Clonal CTL were FACS sorted on the basis of their LysoTracker Blue staining. (A) Representative FACS histograms showing LysoTracker Blue staining levels on LysoTracker^high and LysoTracker^low sorted CTL at the indicated day (D) after cell sorting. Numbers indicate mean fluorescence intensity. Results are representative of three independent experiments (B,C) LysoTracker^High and LysoTracker^Low CTL-mediated cytotoxicity was evaluated by FACS analysis by measuring 7-AAD uptake in target cells either pulsed or not with antigenic peptide following overnight incubation with CTL at the indicated E/T ratio. (B) Cytotoxicity is expressed as the % of 7-AAD⁺-pulsed target cells minus % of 7-AAD⁺-unpulsed target cells (basal). Results are from three independent experiments. Each dot represents results from one experiment performed in triplicate. Means ± SEM are shown. Paired t-tests were performed, and p-values are indicated. (C) Histograms shown are from one representative experiment. Numbers indicate the percentage of 7-AAD-positive target cells. (D) LysoTracker^High and LysoTracker^Low CTL CD107a exposure after a 4 hr incubation with target cells pulsed or not with antigenic peptide (E/T ratio 0.5:1) was evaluated by FACS analysis. Each dot represents results from four independent experiments performed either in duplicate or triplicate. Means ± SEM are shown. Paired t-tests were performed, and p-values are indicated. (E) CD8 expression in LysoTracker^High and LysoTracker^Low CTL after a 4 hr incubation with target cells pulsed with antigenic peptide (E/T ratio: 0.5:1) was evaluated by FACS analysis. Results are normalized on CD8 MFI level of LysoTracker^High and LysoTracker^Low CTL cultured in the absence of target cells. Each dot represents results from four independent experiments performed either in duplicate or triplicate. Means ± SEM are shown.

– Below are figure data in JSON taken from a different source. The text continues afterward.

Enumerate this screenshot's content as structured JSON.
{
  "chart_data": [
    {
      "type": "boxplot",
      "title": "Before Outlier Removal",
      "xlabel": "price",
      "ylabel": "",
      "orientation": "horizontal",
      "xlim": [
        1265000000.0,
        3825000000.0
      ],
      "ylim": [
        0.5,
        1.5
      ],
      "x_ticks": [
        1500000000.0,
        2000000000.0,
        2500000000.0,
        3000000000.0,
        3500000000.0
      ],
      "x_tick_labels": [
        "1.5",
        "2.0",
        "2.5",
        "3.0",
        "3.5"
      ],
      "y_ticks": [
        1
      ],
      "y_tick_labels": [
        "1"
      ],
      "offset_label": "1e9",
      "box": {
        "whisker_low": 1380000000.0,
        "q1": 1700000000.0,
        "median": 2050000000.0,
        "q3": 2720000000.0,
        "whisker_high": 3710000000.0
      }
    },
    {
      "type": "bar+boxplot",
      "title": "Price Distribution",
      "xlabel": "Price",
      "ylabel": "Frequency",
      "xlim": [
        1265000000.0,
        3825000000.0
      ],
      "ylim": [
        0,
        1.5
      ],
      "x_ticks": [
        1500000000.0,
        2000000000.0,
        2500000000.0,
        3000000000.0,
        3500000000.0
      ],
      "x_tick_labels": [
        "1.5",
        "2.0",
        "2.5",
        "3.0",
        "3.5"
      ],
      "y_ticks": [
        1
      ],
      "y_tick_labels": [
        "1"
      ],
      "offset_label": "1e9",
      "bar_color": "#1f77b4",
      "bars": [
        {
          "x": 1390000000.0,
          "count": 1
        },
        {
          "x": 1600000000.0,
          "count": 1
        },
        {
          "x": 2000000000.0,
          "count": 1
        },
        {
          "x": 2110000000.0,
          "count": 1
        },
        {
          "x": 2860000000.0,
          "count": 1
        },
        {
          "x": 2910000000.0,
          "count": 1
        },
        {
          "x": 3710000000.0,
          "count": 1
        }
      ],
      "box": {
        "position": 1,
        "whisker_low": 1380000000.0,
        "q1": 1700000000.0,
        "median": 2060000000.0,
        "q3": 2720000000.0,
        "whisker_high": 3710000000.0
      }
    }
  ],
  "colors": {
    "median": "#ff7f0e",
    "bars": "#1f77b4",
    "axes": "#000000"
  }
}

Author response image 1.. CD107a fold increase measured by comparing the two nascent daughter cells in individual dividing CD8⁺ T cells (Figure 1A and 2A) and Lysotracker fold increase measured by comparing Lysotracker^high and Lysotracker^low sorted CTL (Figure 7A).

Results are from the indicated figures of the revised manuscript. The red line indicates the 1.5 threshold for asymmetric repartition of CD107a (corresponding to the 40-60% range) between daughter cells. Numbers in blue indicate the percentage of individual telophasic cells exhibiting a CD107a fold increase higher than 1.5.